The rationale for conclusion is that such allowances are neither variable nor linked to productivity and hence do not merit an exclusion. "The SC has indicated that for an amount to be considered as beyond basic wages, it has to be shown that the workman concerned had become eligible to get this extra amount beyond the normal work which he was otherwise required to put in," says Saraswathi Kasturirangan, Partner Deloitte India.
So, now if the employer wants to continue paying special allowances he will have to link it to the productivity of the employee.
"In the event an employer wants to give any special allowance or emolument as an incentive to its employees, then such employer needs to ensure that it is not paid universally to all employees. It must ensure that the payment is linked to the productivity and is paid as production bonus or incentive," Punit Dutt Tyagi, Executive Partner, Lakshmikumaran & Sridharan
Your take-home salary will go down
Suppose, your basic wages is Rs. 13,000, then 12 per cent of your salary (Rs 1,560) is deducted as PF contribution and a matching contribution of Rs 1,560 is done by your employer.
But as per the apex court verdict, if after adding the allowances your basic wages goes up to Rs 15,000, then your PF contribution will increase to Rs 1,800 and same will be paid by your employer.
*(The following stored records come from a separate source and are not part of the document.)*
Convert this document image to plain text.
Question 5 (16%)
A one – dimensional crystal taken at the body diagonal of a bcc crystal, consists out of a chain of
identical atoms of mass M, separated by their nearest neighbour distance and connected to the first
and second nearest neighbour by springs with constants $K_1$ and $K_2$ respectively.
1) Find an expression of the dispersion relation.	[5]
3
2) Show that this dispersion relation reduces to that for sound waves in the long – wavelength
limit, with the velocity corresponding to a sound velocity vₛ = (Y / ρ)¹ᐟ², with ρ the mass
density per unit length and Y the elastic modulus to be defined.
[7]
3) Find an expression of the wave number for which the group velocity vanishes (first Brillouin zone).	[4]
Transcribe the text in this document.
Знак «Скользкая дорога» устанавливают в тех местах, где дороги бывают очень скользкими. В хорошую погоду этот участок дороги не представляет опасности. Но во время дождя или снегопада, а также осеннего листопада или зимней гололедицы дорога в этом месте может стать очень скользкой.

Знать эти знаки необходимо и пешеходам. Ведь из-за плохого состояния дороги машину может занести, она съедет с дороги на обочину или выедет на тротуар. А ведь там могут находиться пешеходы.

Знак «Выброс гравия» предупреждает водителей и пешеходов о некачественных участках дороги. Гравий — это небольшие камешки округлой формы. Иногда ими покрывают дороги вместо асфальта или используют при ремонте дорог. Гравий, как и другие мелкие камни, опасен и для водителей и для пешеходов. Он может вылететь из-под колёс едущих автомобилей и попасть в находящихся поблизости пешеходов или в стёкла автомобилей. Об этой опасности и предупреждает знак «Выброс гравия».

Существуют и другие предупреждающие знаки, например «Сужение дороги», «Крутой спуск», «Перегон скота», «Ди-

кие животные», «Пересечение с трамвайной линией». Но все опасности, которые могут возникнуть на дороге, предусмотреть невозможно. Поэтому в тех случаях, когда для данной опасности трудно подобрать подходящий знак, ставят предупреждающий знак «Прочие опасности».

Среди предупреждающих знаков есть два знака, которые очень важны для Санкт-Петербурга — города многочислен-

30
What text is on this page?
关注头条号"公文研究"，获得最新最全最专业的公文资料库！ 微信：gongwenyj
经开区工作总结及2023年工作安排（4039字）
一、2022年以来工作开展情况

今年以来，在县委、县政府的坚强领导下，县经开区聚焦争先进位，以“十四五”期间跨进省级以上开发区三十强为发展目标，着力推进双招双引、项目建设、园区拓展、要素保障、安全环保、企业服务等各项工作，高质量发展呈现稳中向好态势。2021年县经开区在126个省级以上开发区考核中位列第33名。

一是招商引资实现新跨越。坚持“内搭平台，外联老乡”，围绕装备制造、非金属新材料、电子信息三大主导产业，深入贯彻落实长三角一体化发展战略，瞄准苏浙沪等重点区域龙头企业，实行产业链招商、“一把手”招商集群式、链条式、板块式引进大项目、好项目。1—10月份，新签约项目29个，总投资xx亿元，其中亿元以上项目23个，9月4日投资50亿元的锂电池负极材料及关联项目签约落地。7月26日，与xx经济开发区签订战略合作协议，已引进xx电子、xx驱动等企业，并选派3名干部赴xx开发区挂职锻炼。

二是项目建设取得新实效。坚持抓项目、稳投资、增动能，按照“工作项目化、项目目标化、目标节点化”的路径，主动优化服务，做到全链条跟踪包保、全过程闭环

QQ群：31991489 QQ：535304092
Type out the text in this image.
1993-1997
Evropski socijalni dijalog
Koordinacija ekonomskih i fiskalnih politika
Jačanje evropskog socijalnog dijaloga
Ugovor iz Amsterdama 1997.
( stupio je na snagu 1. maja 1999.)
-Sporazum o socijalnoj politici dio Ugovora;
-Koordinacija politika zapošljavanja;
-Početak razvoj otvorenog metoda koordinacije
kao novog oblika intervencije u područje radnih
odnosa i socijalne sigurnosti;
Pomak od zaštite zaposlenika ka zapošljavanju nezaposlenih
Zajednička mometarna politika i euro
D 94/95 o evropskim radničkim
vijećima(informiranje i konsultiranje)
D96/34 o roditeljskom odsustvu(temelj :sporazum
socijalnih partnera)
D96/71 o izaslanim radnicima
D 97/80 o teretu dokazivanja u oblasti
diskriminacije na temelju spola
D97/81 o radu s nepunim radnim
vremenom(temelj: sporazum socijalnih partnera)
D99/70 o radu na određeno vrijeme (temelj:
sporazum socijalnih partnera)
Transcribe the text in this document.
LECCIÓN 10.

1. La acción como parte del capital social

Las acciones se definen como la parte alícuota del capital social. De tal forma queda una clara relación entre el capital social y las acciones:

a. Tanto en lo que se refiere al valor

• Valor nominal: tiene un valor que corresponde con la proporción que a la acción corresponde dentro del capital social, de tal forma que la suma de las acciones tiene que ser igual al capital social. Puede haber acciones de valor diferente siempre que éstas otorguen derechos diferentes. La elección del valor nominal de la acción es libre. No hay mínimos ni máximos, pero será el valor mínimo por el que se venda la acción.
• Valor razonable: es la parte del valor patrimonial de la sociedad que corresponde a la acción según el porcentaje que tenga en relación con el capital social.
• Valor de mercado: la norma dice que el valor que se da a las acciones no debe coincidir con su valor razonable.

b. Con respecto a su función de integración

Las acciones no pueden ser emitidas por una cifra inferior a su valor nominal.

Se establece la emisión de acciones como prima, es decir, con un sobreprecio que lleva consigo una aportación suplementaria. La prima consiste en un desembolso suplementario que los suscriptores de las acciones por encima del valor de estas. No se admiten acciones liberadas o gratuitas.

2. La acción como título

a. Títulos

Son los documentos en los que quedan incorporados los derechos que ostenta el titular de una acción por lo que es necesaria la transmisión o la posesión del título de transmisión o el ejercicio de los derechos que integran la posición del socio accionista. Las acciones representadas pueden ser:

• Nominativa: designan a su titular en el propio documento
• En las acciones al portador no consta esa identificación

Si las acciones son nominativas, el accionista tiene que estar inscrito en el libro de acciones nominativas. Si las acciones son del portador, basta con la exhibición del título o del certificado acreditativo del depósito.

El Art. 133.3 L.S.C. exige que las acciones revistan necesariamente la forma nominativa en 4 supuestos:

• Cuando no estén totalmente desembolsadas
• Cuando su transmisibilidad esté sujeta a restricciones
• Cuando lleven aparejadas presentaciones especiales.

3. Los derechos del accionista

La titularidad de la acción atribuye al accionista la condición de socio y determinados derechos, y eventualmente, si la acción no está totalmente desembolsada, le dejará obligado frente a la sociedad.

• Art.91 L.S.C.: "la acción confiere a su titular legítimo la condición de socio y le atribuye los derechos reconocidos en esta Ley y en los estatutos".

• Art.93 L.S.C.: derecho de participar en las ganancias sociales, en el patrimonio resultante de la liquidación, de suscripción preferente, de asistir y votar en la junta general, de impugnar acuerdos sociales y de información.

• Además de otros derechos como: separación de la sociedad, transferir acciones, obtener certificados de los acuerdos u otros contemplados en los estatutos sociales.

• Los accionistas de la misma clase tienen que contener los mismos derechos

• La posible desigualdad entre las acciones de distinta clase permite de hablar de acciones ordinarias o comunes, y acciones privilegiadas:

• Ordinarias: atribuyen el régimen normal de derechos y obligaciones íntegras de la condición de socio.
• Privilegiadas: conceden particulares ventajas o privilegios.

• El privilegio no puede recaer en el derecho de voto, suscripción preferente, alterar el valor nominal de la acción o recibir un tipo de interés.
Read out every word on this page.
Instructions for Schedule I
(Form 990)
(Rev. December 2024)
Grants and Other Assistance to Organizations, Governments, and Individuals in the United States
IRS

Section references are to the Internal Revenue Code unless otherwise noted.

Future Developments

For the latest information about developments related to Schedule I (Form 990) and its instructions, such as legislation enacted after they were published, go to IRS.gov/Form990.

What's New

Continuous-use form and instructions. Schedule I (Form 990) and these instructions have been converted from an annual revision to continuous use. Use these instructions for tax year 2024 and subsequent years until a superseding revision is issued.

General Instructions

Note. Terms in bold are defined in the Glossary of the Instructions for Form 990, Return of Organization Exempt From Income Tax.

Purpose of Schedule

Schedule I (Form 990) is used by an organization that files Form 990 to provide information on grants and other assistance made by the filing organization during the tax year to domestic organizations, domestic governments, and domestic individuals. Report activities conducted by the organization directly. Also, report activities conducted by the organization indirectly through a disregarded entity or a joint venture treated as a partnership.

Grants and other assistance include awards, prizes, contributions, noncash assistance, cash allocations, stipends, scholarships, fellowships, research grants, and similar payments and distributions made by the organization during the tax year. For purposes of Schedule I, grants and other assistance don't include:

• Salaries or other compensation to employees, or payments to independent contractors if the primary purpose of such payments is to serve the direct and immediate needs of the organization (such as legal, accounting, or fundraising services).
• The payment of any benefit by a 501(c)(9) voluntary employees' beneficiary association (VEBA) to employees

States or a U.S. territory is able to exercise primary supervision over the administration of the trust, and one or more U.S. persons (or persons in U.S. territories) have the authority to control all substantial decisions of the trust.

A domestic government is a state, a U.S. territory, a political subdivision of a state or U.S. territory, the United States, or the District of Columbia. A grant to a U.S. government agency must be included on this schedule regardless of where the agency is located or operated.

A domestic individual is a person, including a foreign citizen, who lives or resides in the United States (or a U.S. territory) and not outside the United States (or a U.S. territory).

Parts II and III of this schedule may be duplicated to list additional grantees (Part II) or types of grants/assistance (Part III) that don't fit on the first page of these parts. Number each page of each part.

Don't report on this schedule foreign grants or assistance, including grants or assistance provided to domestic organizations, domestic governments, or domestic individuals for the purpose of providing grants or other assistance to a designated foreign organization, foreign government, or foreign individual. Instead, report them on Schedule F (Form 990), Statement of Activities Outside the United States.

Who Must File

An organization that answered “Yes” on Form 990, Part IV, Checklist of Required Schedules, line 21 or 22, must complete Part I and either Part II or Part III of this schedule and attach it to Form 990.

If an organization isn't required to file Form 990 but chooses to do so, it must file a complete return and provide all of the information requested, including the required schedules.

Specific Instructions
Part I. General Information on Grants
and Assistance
Therefore, the increased deduction will reduce your take-home salary.
Who will be impacted?
It is mandatory for an organisation employing more than 20 people to register with EPFO. While contributing towards EPF is mandatory for those earning basic wages of up to Rs 15,000. Those earning basic wages more than 15000 per month, EPF contribution is not mandatory.
Also, the employer can choose to limit its contribution towards EPF to 12 per cent of Rs 15,000 (Rs 1,800) under Section 26A of EPF act for those employees earning more than Rs 15,000 per month as basic wages.
Therefore, those who are earning a basic salary of more than Rs 15,000 will not be impacted by this ruling.
"Domestic workers with basic salary exceeding Rs. 15,000 per month may not get impacted due to this ruling--where Provident Fund contributions are made by the employer on full basic salary or on minimum Rs. 15,000 per month. Such domestic workers may be covered under the provision of Para 26A of the Provident Fund Scheme. However, the Supreme Court has not dealt on this aspect in its ruling," says Puneet Gupta, Tax Director, People Advisory Services, EY India.
Also, foreign workers are also not exempted under section 26A, therefore they also may have to contribute more towards PF.
"Further, foreign nationals who are required to be treated as international workers would also have a higher PF contribution since the wage ceiling of Rs. 15000 per month is not applicable to them. Where companies are required to retrospectively pay on higher wages, it would result in a windfall gain for the foreign nationals at the cost of the company and is certainly discriminatory," says Saraswathi Kasturirangan, Partner Deloitte India.